L’interno della Certosa di Pavia (Horst Dieter Zinn/laif/contrasto)
Nel 2014 la Certosa tornò al centro del dibattito locale: i monaci lamentavano la mancanza di fondi per la manutenzione ordinaria. Il vice priore stimava servissero circa 500mila euro all’anno. La struttura aveva bisogno di finanziamenti e investimenti, ma non c’era un accordo tra lo Stato, che era proprietario del bene, e i monaci, che lo gestivano. I monaci infatti non volevano firmare una concessione che imponesse loro la manutenzione ordinaria e straordinaria del monastero.
In quell’occasione persino il vice presidente della Camera Luigi Di Maio andò a Pavia per parlare con i monaci e convincerli a firmare l’accordo col ministero. Già allora c’erano comitati ed esponenti della politica locale e nazionale, soprattutto il Movimento 5 Stelle, che ritenevano che la Certosa dovesse diventare un patrimonio gestito esclusivamente dal ministero, in modo che si potesse aprirla maggiormente alle visite turistiche facendo pagare un biglietto.
Nel 2016 venne infine firmato il protocollo d’intesa di cogestione decennale tra i monaci e il ministero. L’accordo scade il 31 dicembre di quest’anno ed è quello che la congregazione ha deciso di non rinnovare.

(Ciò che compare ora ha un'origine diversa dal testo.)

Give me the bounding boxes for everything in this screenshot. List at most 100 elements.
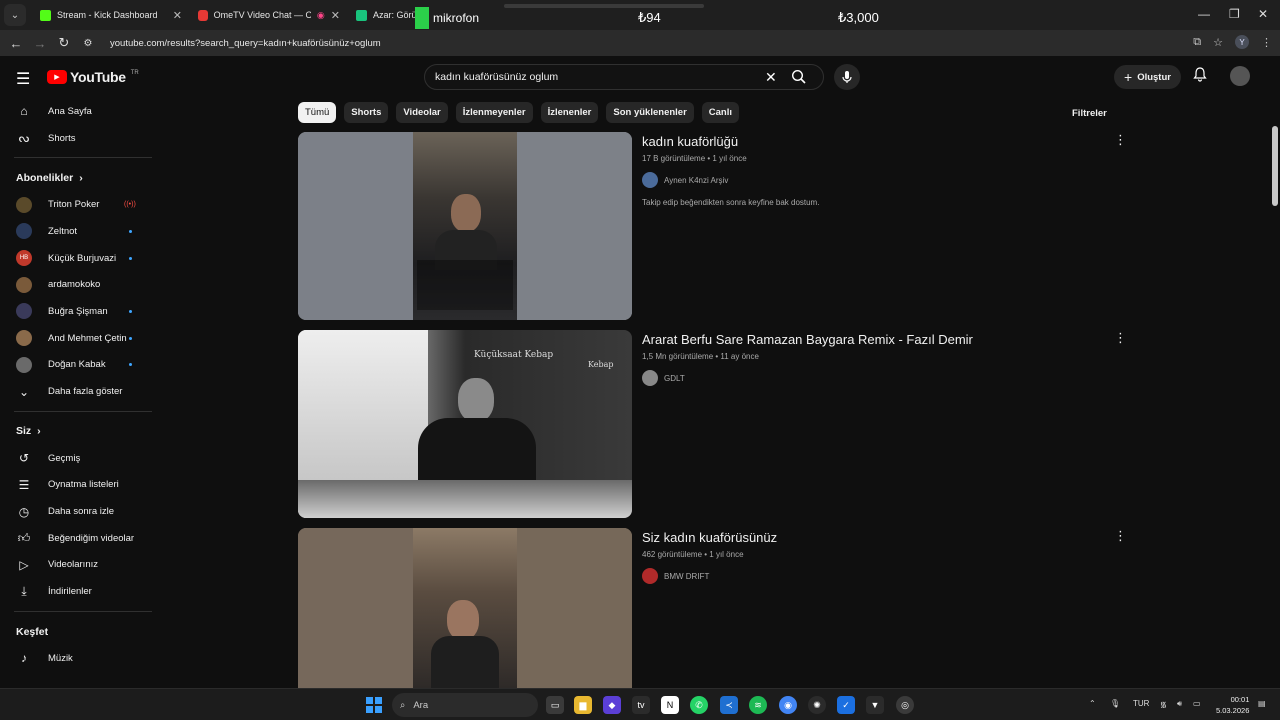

Tra le possibili motivazioni dietro alla decisione dei cistercensi di lasciare la Certosa, è stata citata una certa stanchezza dei monaci, che sono pochi, anziani e poco adatti al tipo di utilizzo della basilica su cui punta il ministero.
La direzione regionale Musei ha già detto che vuole rendere la Certosa più accessibile per il pubblico introducendo l’orario continuato, che adesso non c’è perché i monaci dalle 11:30 alle 14 fanno il pranzo, la preghiera e la meditazione. È uno dei problemi di cui si discute da più tempo perché «soprattutto nei giorni di alto flusso si traduce in numeri non trascurabili di visitatori che rimangono fuori dai cancelli».
L’ingresso a pagamento dovrebbe servire a sostenere tutte le spese di gestione. Inoltre si cercherà di rendere accessibili alcuni spazi che al momento non lo sono, come le 14 cappelle laterali della basilica, la cella del priore, la sala del Capitolo, la sagrestia nuova e la biblioteca che conserva numerosi manoscritti e codici miniati.